In this context, Thad Allen’s saying his organization is “asymmetrical” was more likely a reference to its simultaneous formal and informal networks of communications, rather than the military definition of asymmetrical I’d taken it to be: an imbalance of forces leading to the use of compensatory tactics and strategies by the nominally weaker side. Either way, the Coast Guard fits the bill.
The admiral recommends I read two books on social network theory, Linked, by Albert-Laszlo Barabasi, and Nexus, by Mark Buchanan.
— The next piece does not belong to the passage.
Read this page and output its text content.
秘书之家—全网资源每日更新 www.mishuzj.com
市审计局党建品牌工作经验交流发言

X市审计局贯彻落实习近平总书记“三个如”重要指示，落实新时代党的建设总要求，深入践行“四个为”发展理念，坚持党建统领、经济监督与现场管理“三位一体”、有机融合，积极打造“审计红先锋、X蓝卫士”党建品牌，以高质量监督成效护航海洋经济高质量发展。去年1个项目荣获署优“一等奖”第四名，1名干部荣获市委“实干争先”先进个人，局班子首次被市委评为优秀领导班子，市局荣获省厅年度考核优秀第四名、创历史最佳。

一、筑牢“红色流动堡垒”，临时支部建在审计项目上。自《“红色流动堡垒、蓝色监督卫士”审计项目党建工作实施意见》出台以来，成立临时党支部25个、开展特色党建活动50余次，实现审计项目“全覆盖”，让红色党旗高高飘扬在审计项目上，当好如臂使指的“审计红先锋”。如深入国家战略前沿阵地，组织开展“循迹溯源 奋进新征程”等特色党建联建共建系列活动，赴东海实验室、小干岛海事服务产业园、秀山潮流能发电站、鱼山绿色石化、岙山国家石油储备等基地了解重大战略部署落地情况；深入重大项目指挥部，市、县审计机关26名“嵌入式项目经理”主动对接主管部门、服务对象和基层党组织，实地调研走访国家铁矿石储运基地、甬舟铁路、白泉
I ask him what book he’s reading now and he says Guns, Germs, and Steel, by Jared Diamond, which is a different type of social theory, one using a scientific view of history to demonstrate that geography and environment, not race or culture, were key to the development of the technologies and immunities that gave “Western civilization” its edge in global hegemony, at least through the early part of the twenty-first century.
So how, in a world of accelerating socioecological change, unrestrained markets, nongovernmental players, and ubiquitous information, does one institutionalize reform in a 220-year-old organization, I wonder.
“In 1998, [then Commandant] Bob Kramek put Jim Loy on staff with a high-level plan, the Long View Project,” Allen explains. “It was to take five or six strategic drivers—globalization, energy, population . . . and we came out with twenty-five future scenarios, and senior leadership looked at these and got a core five or six futures and described these worlds. We’d build twenty-five-year strategies and then bring them back together and look across these five or six futures, and we had some commonalities, we had two or three keepers, and one was Maritime Domain Awareness.”